New development of the yolk sac theory in diabetic embryopathy: molecular mechanism and link to structural birth defects

Maternal diabetes is a significant risk factor for structural birth defects, including congenital heart defects and neural tube defects (NTDs). With the rising prevalence of type 2 diabetes and obesity in women of childbearing age, diabetes-induced birth defects have become an increasingly significant public health problem.
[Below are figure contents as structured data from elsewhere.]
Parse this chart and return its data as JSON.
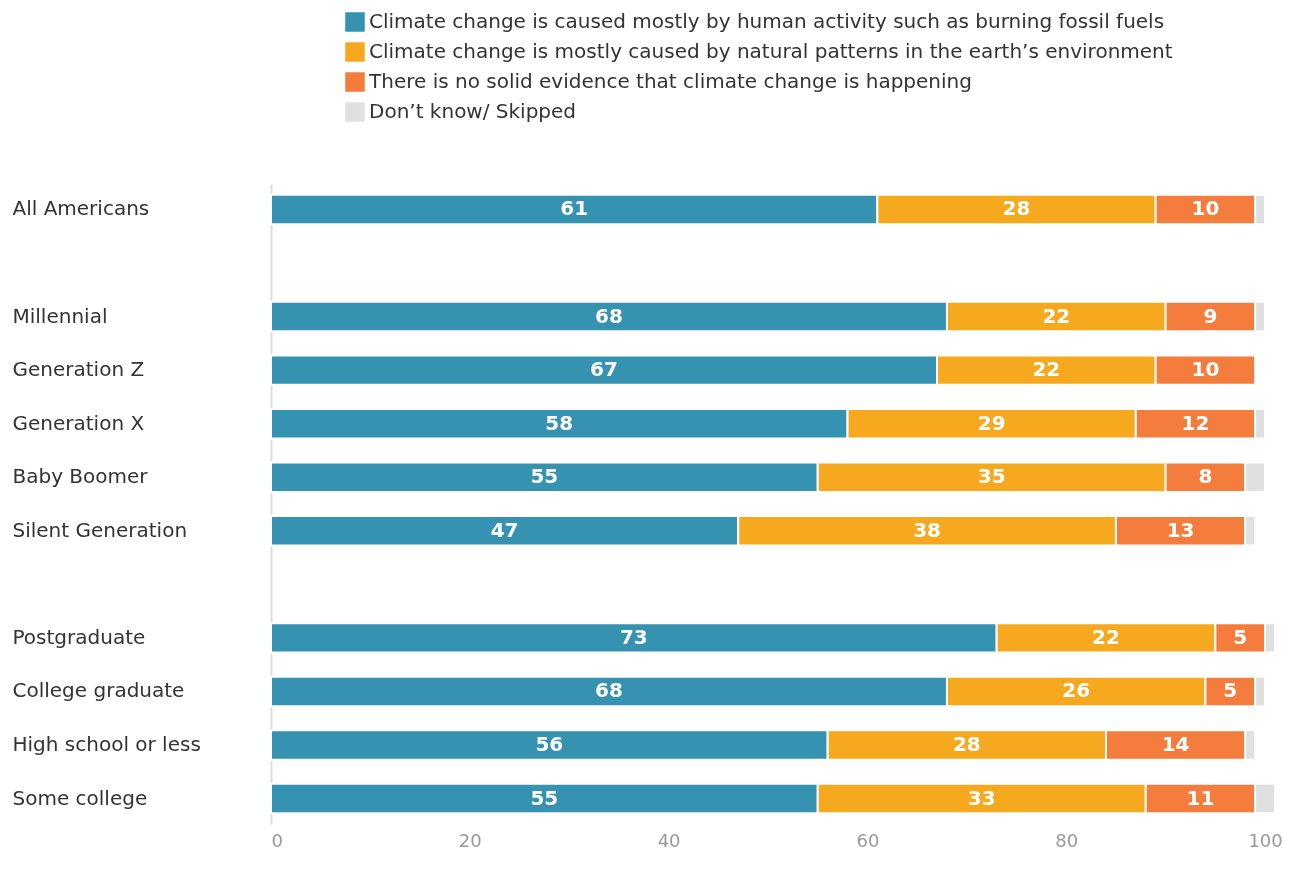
{
  "chart_data": {
    "type": "bar",
    "orientation": "horizontal",
    "stacked": true,
    "categories": [
      "All Americans",
      null,
      "Millennial",
      "Generation Z",
      "Generation X",
      "Baby Boomer",
      "Silent Generation",
      null,
      "Postgraduate",
      "College graduate",
      "High school or less",
      "Some college"
    ],
    "series": [
      {
        "name": "Climate change is caused mostly by human activity such as burning fossil fuels",
        "color": "#3592b0",
        "values": [
          61,
          null,
          68,
          67,
          58,
          55,
          47,
          null,
          73,
          68,
          56,
          55
        ],
        "value_labels": [
          "61",
          null,
          "68",
          "67",
          "58",
          "55",
          "47",
          null,
          "73",
          "68",
          "56",
          "55"
        ]
      },
      {
        "name": "Climate change is mostly caused by natural patterns in the earth’s environment",
        "color": "#f6a91e",
        "values": [
          28,
          null,
          22,
          22,
          29,
          35,
          38,
          null,
          22,
          26,
          28,
          33
        ],
        "value_labels": [
          "28",
          null,
          "22",
          "22",
          "29",
          "35",
          "38",
          null,
          "22",
          "26",
          "28",
          "33"
        ]
      },
      {
        "name": "There is no solid evidence that climate change is happening",
        "color": "#f47c3c",
        "values": [
          10,
          null,
          9,
          10,
          12,
          8,
          13,
          null,
          5,
          5,
          14,
          11
        ],
        "value_labels": [
          "10",
          null,
          "9",
          "10",
          "12",
          "8",
          "13",
          null,
          "5",
          "5",
          "14",
          "11"
        ]
      },
      {
        "name": "Don’t know/ Skipped",
        "color": "#e0e0e0",
        "values": [
          1,
          null,
          1,
          null,
          1,
          2,
          1,
          null,
          1,
          1,
          1,
          2
        ]
      }
    ],
    "xlim": [
      0,
      101
    ],
    "xticks": [
      0,
      20,
      40,
      60,
      80,
      100
    ],
    "grid": false,
    "legend": "top"
  }
}
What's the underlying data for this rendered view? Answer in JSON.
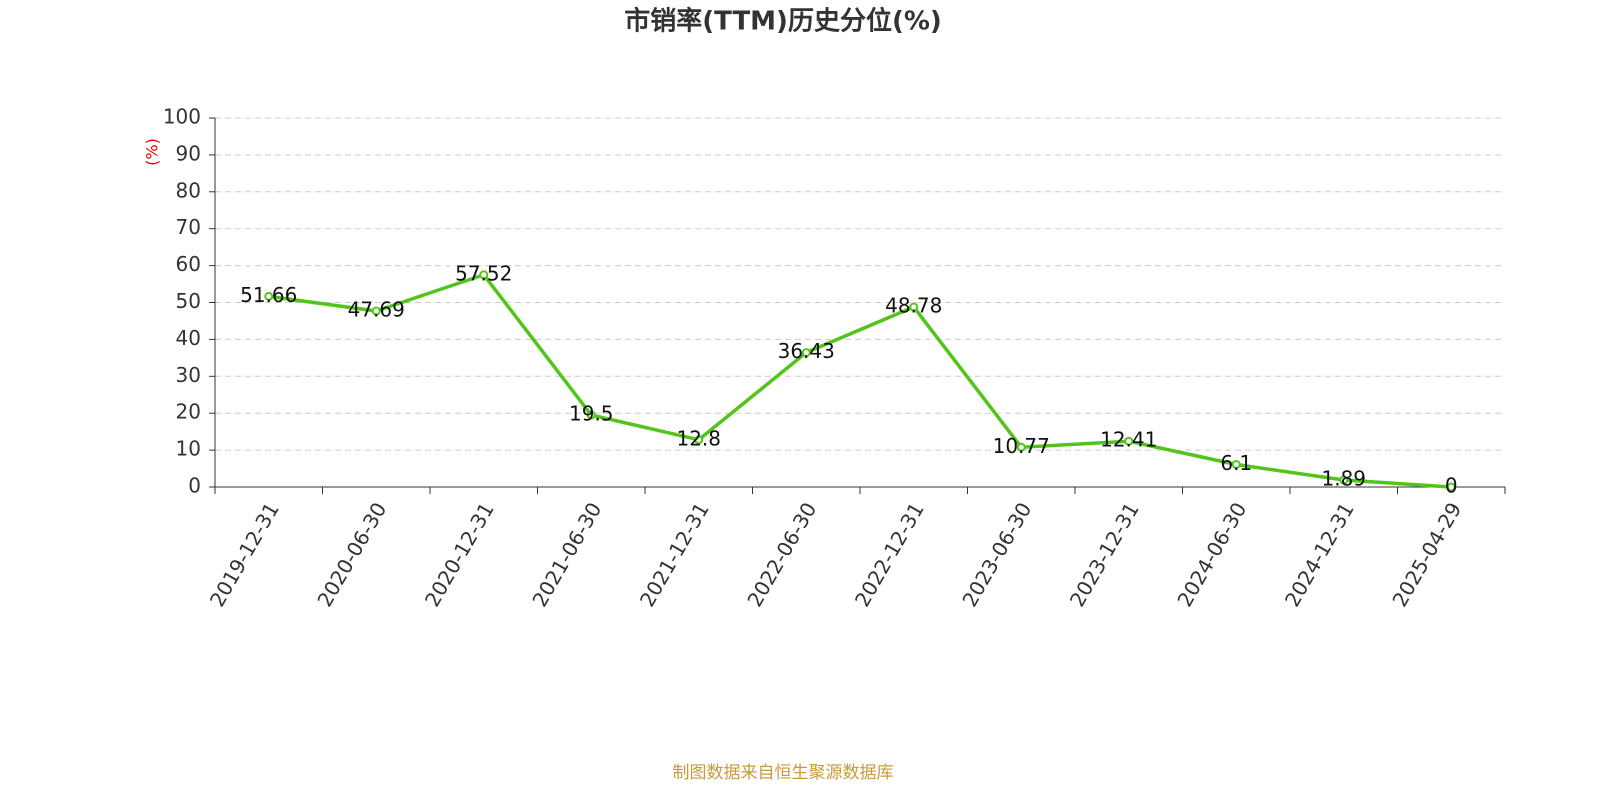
{
  "chart_data": {
    "type": "line",
    "title": "市销率(TTM)历史分位(%)",
    "y_label": "(%)",
    "source": "制图数据来自恒生聚源数据库",
    "categories": [
      "2019-12-31",
      "2020-06-30",
      "2020-12-31",
      "2021-06-30",
      "2021-12-31",
      "2022-06-30",
      "2022-12-31",
      "2023-06-30",
      "2023-12-31",
      "2024-06-30",
      "2024-12-31",
      "2025-04-29"
    ],
    "values": [
      51.66,
      47.69,
      57.52,
      19.5,
      12.8,
      36.43,
      48.78,
      10.77,
      12.41,
      6.1,
      1.89,
      0
    ],
    "color": "#52c41a",
    "ylim": [
      0,
      100
    ],
    "yticks": [
      0,
      10,
      20,
      30,
      40,
      50,
      60,
      70,
      80,
      90,
      100
    ],
    "grid": true
  }
}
Maternal diabetes in vivo and high glucose in vitro induce yolk sac injuries by damaging the morphology of cells and altering the dynamics of organelles. The yolk sac vascular system is the first system to develop during embryogenesis, therefore, it is the most sensitive to hyperglycemia. The consequences of yolk sac injuries include impairment of nutrient transportation due to vasculopathy. Although the functional relationship between yolk sac vasculopathy and structural birth defects has not yet been established, a recent study reveals that the quality of yolk sac vasculature is inversely related to embryonic malformation rates. Studies in animal models have uncovered key molecular intermediates of diabetic yolk sac vasculopathy, including hypoxia-inducible factor-1α (HIF-1α), apoptosis signal-regulating kinase 1 (ASK1) and its inhibitor thioredoxin-1 (Trx), c-Jun-N-terminal kinases (JNK), nitric oxide (NO) and nitric oxide synthase (NOS). Yolk sac vasculopathy is also associated with abnormalities in arachidonic acid and myo-inositol. Dietary supplementation with fatty acids that restore lipid levels in the yolk sac lead to reduction in diabetes-induced malformations. Although the role of the human yolk in embryogenesis is less extensive than in rodents, nevertheless, human embryonic vasculogenesis is negatively affected by maternal diabetes. Mechanistic studies have identified potential therapeutic targets for future intervention against yolk sac vasculopathy, birth defects, and other complications associated with diabetic pregnancies.